Jay Cutler is the fifth most sacked quarterback in the NFL. This season, he has had to endure 35 sacks, largely in part to the failings of the offensive line - again. So let's be kind and accept that Cutler cannot really control the performance of his line. Yes, he still holds onto the ball too long, but the heavy rotation of players, combined with injuries and poor play has cemented the o-line as the Bears main problem - yet again.
With that being said, let's take a look at some of the things that Cutler can influence, and examine how well he has done this year. Have the Bears been getting their money's worth with Cutler, and should they be rewarding him with a long term, lucrative contract? Let's see.
I think it's fair to say that given the addition of Brandon Marshall, we all thought Cutler would be throwing for a lot more yards than he has. In fact, with two games remaining, he has thrown for just 2,630 yards. That puts him 25th in the league. Players who have thrown more yards include Mark Sanchez, Ryan Tannehill, Ryan Fitzpatrick and Russell Wilson. It must be noted that Cutler has already thrown for more yards than he did last season, when his total was just 2,319 (although he did miss quite a few games). My point is this - in today's NFL, you need a quarterback that can put up big yardage. Granted, a lot of it can come down to game plan and the play of the receivers, but throughout his time in Chicago, Cutler's passing yards have always been on the low side.
Linking into total passing yards, is the statistic for yards per game. So far this season, Cutler has average just 202 yards per game, putting him in 26th place amongst QBs. Nick Foles throws for more yards per game, and that is the end of that sentence.
Cutler is tied for 21st place in the league with 17 touchdowns. Doesn't sound too bad on the face of it, but when you consider that Drew Brees has thrown twice as many as that, it kind of puts it in perspective. I think we all would have expected more touchdowns out of Cutler, especially with Marshall on board and the ability that Alshon Jeffery has flashed. Without either of those players in 2009 and 2010, Cutler threw 27 and 23 touchdowns, respectively. He's not going to reach those numbers this year, which for me is a huge disappointment, and the Bears should feel let down by this.
Interceptions have not been too bad, as he has only turned the ball over 14 times. This is a vast improvement on the 26 picks he threw in 2009. Of course, not all interceptions are the quarterback's fault, so I don't think it's necessary to dwell on interceptions too much, unless the number is very high, which in Cutler's case, it's not.

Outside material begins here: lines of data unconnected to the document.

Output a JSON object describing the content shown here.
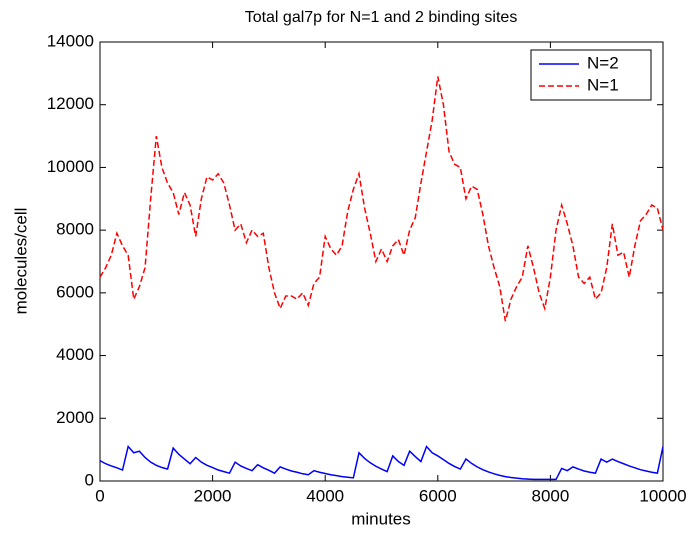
{
  "chart_data": {
    "type": "line",
    "title": "Total gal7p for N=1 and 2 binding sites",
    "x_label": "minutes",
    "y_label": "molecules/cell",
    "x": [
      0,
      100,
      200,
      300,
      400,
      500,
      600,
      700,
      800,
      900,
      1000,
      1100,
      1200,
      1300,
      1400,
      1500,
      1600,
      1700,
      1800,
      1900,
      2000,
      2100,
      2200,
      2300,
      2400,
      2500,
      2600,
      2700,
      2800,
      2900,
      3000,
      3100,
      3200,
      3300,
      3400,
      3500,
      3600,
      3700,
      3800,
      3900,
      4000,
      4100,
      4200,
      4300,
      4400,
      4500,
      4600,
      4700,
      4800,
      4900,
      5000,
      5100,
      5200,
      5300,
      5400,
      5500,
      5600,
      5700,
      5800,
      5900,
      6000,
      6100,
      6200,
      6300,
      6400,
      6500,
      6600,
      6700,
      6800,
      6900,
      7000,
      7100,
      7200,
      7300,
      7400,
      7500,
      7600,
      7700,
      7800,
      7900,
      8000,
      8100,
      8200,
      8300,
      8400,
      8500,
      8600,
      8700,
      8800,
      8900,
      9000,
      9100,
      9200,
      9300,
      9400,
      9500,
      9600,
      9700,
      9800,
      9900,
      10000
    ],
    "series": [
      {
        "name": "N=2",
        "color": "#0000ff",
        "dash": false,
        "values": [
          650,
          550,
          480,
          420,
          350,
          1100,
          900,
          950,
          750,
          600,
          500,
          430,
          380,
          1050,
          850,
          700,
          550,
          750,
          600,
          500,
          430,
          350,
          300,
          250,
          600,
          480,
          400,
          330,
          520,
          420,
          340,
          250,
          450,
          380,
          320,
          280,
          230,
          200,
          330,
          280,
          240,
          200,
          170,
          140,
          120,
          100,
          900,
          720,
          580,
          470,
          380,
          300,
          800,
          620,
          500,
          950,
          780,
          620,
          1100,
          900,
          800,
          680,
          560,
          460,
          380,
          700,
          560,
          450,
          360,
          290,
          230,
          180,
          140,
          110,
          90,
          70,
          60,
          50,
          50,
          50,
          50,
          50,
          400,
          330,
          450,
          380,
          320,
          280,
          250,
          700,
          600,
          700,
          620,
          550,
          480,
          420,
          360,
          320,
          280,
          250,
          1100
        ]
      },
      {
        "name": "N=1",
        "color": "#ff0000",
        "dash": true,
        "values": [
          6500,
          6800,
          7200,
          7900,
          7500,
          7200,
          5800,
          6200,
          6800,
          9000,
          11000,
          10000,
          9500,
          9200,
          8500,
          9200,
          8800,
          7800,
          9000,
          9700,
          9600,
          9800,
          9500,
          8800,
          8000,
          8200,
          7600,
          8000,
          7800,
          7900,
          6800,
          6000,
          5500,
          5900,
          5900,
          5800,
          6000,
          5600,
          6300,
          6500,
          7800,
          7400,
          7200,
          7500,
          8600,
          9300,
          9800,
          8700,
          7900,
          7000,
          7400,
          7000,
          7500,
          7700,
          7200,
          8000,
          8400,
          9500,
          10500,
          11500,
          12900,
          12000,
          10500,
          10100,
          10000,
          9000,
          9400,
          9300,
          8500,
          7500,
          6800,
          6200,
          5100,
          5800,
          6200,
          6500,
          7500,
          6800,
          6000,
          5500,
          6500,
          8000,
          8800,
          8200,
          7500,
          6500,
          6300,
          6500,
          5800,
          6000,
          6800,
          8200,
          7200,
          7300,
          6500,
          7500,
          8300,
          8500,
          8800,
          8700,
          8000
        ]
      }
    ],
    "xlim": [
      0,
      10000
    ],
    "xticks": [
      0,
      2000,
      4000,
      6000,
      8000,
      10000
    ],
    "ylim": [
      0,
      14000
    ],
    "yticks": [
      0,
      2000,
      4000,
      6000,
      8000,
      10000,
      12000,
      14000
    ],
    "grid": false,
    "legend": "upper right"
  }
}
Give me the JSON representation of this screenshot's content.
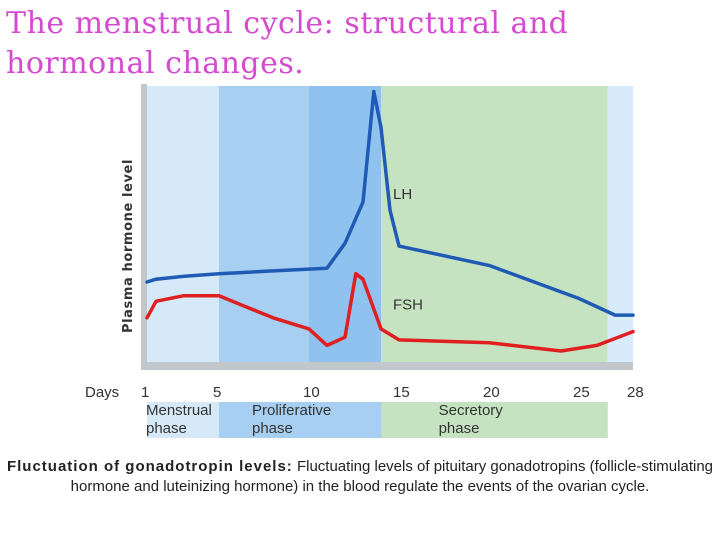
{
  "slide": {
    "title_line1": "The menstrual cycle: structural and",
    "title_line2": "hormonal changes.",
    "caption_bold": "Fluctuation of gonadotropin levels:",
    "caption_text": " Fluctuating levels of pituitary gonadotropins (follicle-stimulating hormone and luteinizing hormone) in the blood regulate the events of the ovarian cycle."
  },
  "chart_data": {
    "type": "line",
    "title": "",
    "ylabel": "Plasma hormone level",
    "xlabel_prefix": "Days",
    "xlim": [
      1,
      28
    ],
    "ylim": [
      0,
      1
    ],
    "x_ticks": [
      1,
      5,
      10,
      15,
      20,
      25,
      28
    ],
    "x_tick_labels": [
      "1",
      "5",
      "10",
      "15",
      "20",
      "25",
      "28"
    ],
    "phases": [
      {
        "name_line1": "Menstrual",
        "name_line2": "phase",
        "start_day": 1,
        "end_day": 5
      },
      {
        "name_line1": "Proliferative",
        "name_line2": "phase",
        "start_day": 5,
        "end_day": 14
      },
      {
        "name_line1": "Secretory",
        "name_line2": "phase",
        "start_day": 14,
        "end_day": 28
      }
    ],
    "series": [
      {
        "name": "LH",
        "color": "#1f5bb5",
        "x": [
          1,
          1.5,
          3,
          5,
          8,
          11,
          12,
          13,
          13.6,
          14,
          14.5,
          15,
          20,
          25,
          27,
          28
        ],
        "y": [
          0.29,
          0.3,
          0.31,
          0.32,
          0.33,
          0.34,
          0.43,
          0.58,
          0.98,
          0.85,
          0.55,
          0.42,
          0.35,
          0.23,
          0.17,
          0.17
        ]
      },
      {
        "name": "FSH",
        "color": "#e02020",
        "x": [
          1,
          1.5,
          3,
          5,
          8,
          10,
          11,
          12,
          12.6,
          13,
          14,
          15,
          20,
          24,
          26,
          28
        ],
        "y": [
          0.16,
          0.22,
          0.24,
          0.24,
          0.16,
          0.12,
          0.06,
          0.09,
          0.32,
          0.3,
          0.12,
          0.08,
          0.07,
          0.04,
          0.06,
          0.11
        ]
      }
    ],
    "annotations": [
      {
        "text": "LH",
        "series": "LH"
      },
      {
        "text": "FSH",
        "series": "FSH"
      }
    ],
    "colors": {
      "menstrual_band": "#d5e9f9",
      "proliferative_band": "#a6cff2",
      "proliferative_band_dark": "#8fc2ee",
      "secretory_band": "#c6e3c1",
      "edge_band": "#d8ebfb",
      "axis_frame": "#c2c7cc"
    }
  }
}
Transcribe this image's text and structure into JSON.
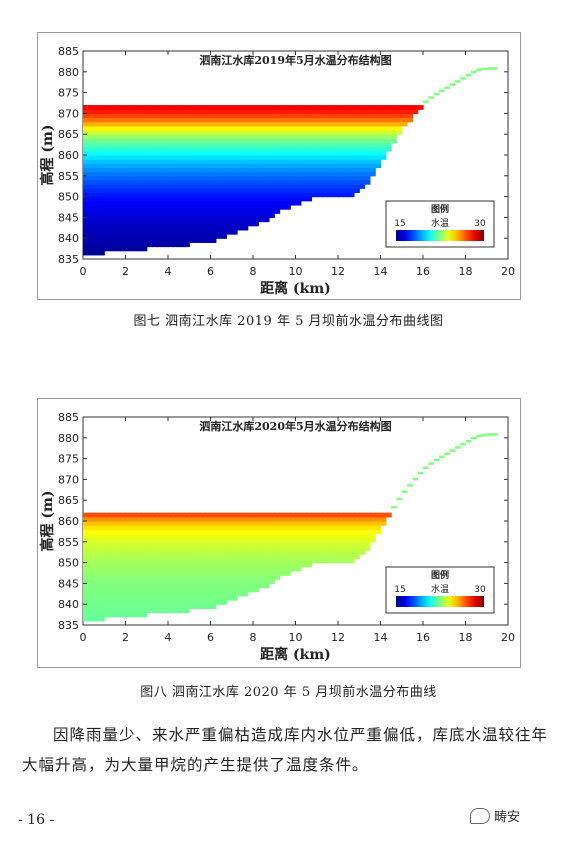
{
  "chart_data": [
    {
      "type": "heatmap",
      "title": "泗南江水库2019年5月水温分布结构图",
      "xlabel": "距离 (km)",
      "ylabel": "高程 (m)",
      "xlim": [
        0,
        20
      ],
      "ylim": [
        835,
        885
      ],
      "xticks": [
        0,
        2,
        4,
        6,
        8,
        10,
        12,
        14,
        16,
        18,
        20
      ],
      "yticks": [
        835,
        840,
        845,
        850,
        855,
        860,
        865,
        870,
        875,
        880,
        885
      ],
      "surface_level": 872,
      "bed_profile": {
        "x": [
          0,
          1,
          2,
          3,
          4,
          5,
          6,
          6.5,
          7,
          7.5,
          8,
          8.5,
          9,
          9.5,
          10,
          10.5,
          11,
          12,
          12.5,
          13,
          13.5,
          14,
          14.5,
          15,
          15.5,
          16,
          16.5,
          17,
          17.5,
          18,
          18.5,
          19,
          19.5
        ],
        "y": [
          836,
          836.5,
          837,
          837.5,
          838,
          838.5,
          839,
          840,
          841,
          842,
          843,
          844,
          845.5,
          847,
          848,
          849,
          850,
          850,
          850,
          851,
          854,
          858,
          862,
          866,
          869,
          872,
          874,
          875.5,
          877,
          878.5,
          880,
          880.5,
          880.5
        ]
      },
      "colorbar": {
        "title": "图例",
        "label": "水温",
        "min": 15,
        "max": 30
      },
      "temperature_profile": {
        "elevation": [
          872,
          870,
          868,
          866,
          864,
          862,
          860,
          858,
          856,
          854,
          852,
          850,
          848,
          846,
          844,
          842,
          840,
          838,
          836
        ],
        "temperature": [
          28.5,
          27.5,
          26,
          24,
          22.5,
          21.5,
          20.5,
          19.5,
          18.8,
          18.2,
          17.6,
          17.1,
          16.7,
          16.4,
          16.1,
          15.9,
          15.7,
          15.5,
          15.3
        ]
      },
      "caption": "图七  泗南江水库 2019 年 5 月坝前水温分布曲线图"
    },
    {
      "type": "heatmap",
      "title": "泗南江水库2020年5月水温分布结构图",
      "xlabel": "距离 (km)",
      "ylabel": "高程 (m)",
      "xlim": [
        0,
        20
      ],
      "ylim": [
        835,
        885
      ],
      "xticks": [
        0,
        2,
        4,
        6,
        8,
        10,
        12,
        14,
        16,
        18,
        20
      ],
      "yticks": [
        835,
        840,
        845,
        850,
        855,
        860,
        865,
        870,
        875,
        880,
        885
      ],
      "surface_level": 862,
      "bed_profile": {
        "x": [
          0,
          1,
          2,
          3,
          4,
          5,
          6,
          6.5,
          7,
          7.5,
          8,
          8.5,
          9,
          9.5,
          10,
          10.5,
          11,
          12,
          12.5,
          13,
          13.5,
          14,
          14.5,
          15,
          15.5,
          16,
          16.5,
          17,
          17.5,
          18,
          18.5,
          19,
          19.5
        ],
        "y": [
          836,
          836.5,
          837,
          837.5,
          838,
          838.5,
          839,
          840,
          841,
          842,
          843,
          844,
          845.5,
          847,
          848,
          849,
          850,
          850,
          850,
          851,
          854,
          858,
          862,
          866,
          869,
          872,
          874,
          875.5,
          877,
          878.5,
          880,
          880.5,
          880.5
        ]
      },
      "colorbar": {
        "title": "图例",
        "label": "水温",
        "min": 15,
        "max": 30
      },
      "temperature_profile": {
        "elevation": [
          862,
          860,
          858,
          856,
          854,
          852,
          850,
          848,
          846,
          844,
          842,
          840,
          838,
          836
        ],
        "temperature": [
          27.5,
          25.5,
          24.5,
          24,
          23.6,
          23.3,
          23,
          22.8,
          22.6,
          22.5,
          22.4,
          22.3,
          22.2,
          22.1
        ]
      },
      "caption": "图八  泗南江水库 2020 年 5 月坝前水温分布曲线"
    }
  ],
  "paragraph": "因降雨量少、来水严重偏枯造成库内水位严重偏低，库底水温较往年大幅升高，为大量甲烷的产生提供了温度条件。",
  "page_number": "- 16 -",
  "watermark": "畴安"
}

For the final piece of this exercise, let's turn our attention to Jay Cutler's passer rating. I still don't know how the heck they work that thing out, although Wikipedia has had a go of it HERE. The Bears QB currently has an 80.4 passer rating. This has pretty much been par for the course during his time in the windy city, with his best rating coming in 2010 when he finished with an 86.3. Again, you would like that number to be a little higher, but it's not awful. It just leaves him in 22nd place.
All this statistical analysis leaves us with one main question - is Jay Cutler still the answer in Chicago? As much as I come down on him at times, I still firmly believe he his. He just needs so much more.
He deserves better protection from his line; something the Bears have failed to deliver, which is an embarrassment. It looks like he still needs better receivers, or at least a game plan that doesn't force him to rely on Brandon Marshall so much. He needs a better running game. The Bears used to be known for being a run-first team, but that only really works when you can run the ball with any sort of consistency. That has not been the case this year.
The season is not over yet, and the Bears have a shot at making the playoffs. But after starting the year with so much optimism, I am finding it hard to see how thing's will be any different next year. Not unless things change. Jay Cutler has the ability to be a great NFL quarterback, but right now, he is the definition of mediocre. It's just not all his fault.